My mother uncovered a pot. The lid clanged the stove. “Lou, you said we’d discuss this when the deal went through. We need to talk about it.”

“We will. It’ll be fine.” My father faced me and smiled again.

“Dad, I really don’t want to go.” What if nobody liked me? I’d be all alone. Not even Charlie to talk to, to care for. I slid closer to him and jabbed a bite of meat. But when I held out his fork, my brother refused it. Instead, he drummed the table—a kind of frenzied patting.

“Don’t be silly, Amy,” my father said. “Of course you want to go. Who wouldn’t want eight weeks by a lake in Maine?”

“Lou,” my mother said once more, turning from the stove this time. She stared hard at my father, then fixed on Charlie. “I said we need to talk about this.”

“But Ed says it’s a beautiful place.”

“What could Ed possibly know about running a camp?” “Sonia, come on, Sonia. He’ll learn. And the property’s terrific. In great shape, Ed says.” “I don’t care what Ed says.”

“Why can’t you just be happy for him? We’re family, for God’s sake. Brothers support each other. And anyhow, Ed got a good deal, and Amy gets to go to camp.
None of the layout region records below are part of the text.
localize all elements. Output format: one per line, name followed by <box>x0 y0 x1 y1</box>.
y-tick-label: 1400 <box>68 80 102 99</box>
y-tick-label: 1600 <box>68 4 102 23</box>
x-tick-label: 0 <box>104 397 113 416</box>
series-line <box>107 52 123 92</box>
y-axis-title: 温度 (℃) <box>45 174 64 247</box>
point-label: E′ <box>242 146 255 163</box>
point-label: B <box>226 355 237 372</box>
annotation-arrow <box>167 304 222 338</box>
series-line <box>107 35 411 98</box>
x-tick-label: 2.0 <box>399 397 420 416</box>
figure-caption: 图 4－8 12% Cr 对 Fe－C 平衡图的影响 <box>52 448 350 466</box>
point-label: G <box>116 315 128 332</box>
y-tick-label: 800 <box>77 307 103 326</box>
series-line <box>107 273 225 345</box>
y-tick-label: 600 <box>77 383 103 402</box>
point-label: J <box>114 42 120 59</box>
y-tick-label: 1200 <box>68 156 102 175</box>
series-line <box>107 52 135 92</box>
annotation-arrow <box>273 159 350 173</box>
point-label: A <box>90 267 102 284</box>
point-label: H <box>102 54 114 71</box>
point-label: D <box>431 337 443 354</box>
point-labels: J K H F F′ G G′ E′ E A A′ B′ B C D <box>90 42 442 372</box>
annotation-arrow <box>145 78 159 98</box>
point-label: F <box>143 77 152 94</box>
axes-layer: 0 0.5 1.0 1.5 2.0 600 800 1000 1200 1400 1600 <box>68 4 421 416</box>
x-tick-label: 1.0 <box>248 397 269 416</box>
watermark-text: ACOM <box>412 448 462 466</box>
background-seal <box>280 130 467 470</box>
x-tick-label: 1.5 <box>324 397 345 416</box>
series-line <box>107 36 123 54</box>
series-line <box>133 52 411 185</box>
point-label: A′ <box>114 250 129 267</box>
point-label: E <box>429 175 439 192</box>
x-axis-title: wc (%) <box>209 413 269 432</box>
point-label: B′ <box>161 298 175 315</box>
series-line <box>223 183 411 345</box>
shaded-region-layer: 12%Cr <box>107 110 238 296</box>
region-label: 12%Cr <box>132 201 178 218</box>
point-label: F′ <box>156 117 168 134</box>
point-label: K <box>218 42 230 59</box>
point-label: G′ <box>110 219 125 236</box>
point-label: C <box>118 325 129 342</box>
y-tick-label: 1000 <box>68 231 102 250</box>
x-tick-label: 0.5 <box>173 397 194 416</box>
What could be wrong with that?”

“I told you,” my mother answered. “Ed doesn’t know the first thing about running a camp.”

“And I told you he’ll learn. And he won’t even have to change a thing. He already talked to the head counselor. She’s been there two or three summers, and she said she’ll come back.”

“Dad, I really don’t think…” I placed a hand on Charlie’s, stilling his fingers. Everything stopped: the air in the kitchen, the swish of my mother’s spoon in the vegetable pot, the questions in my mind.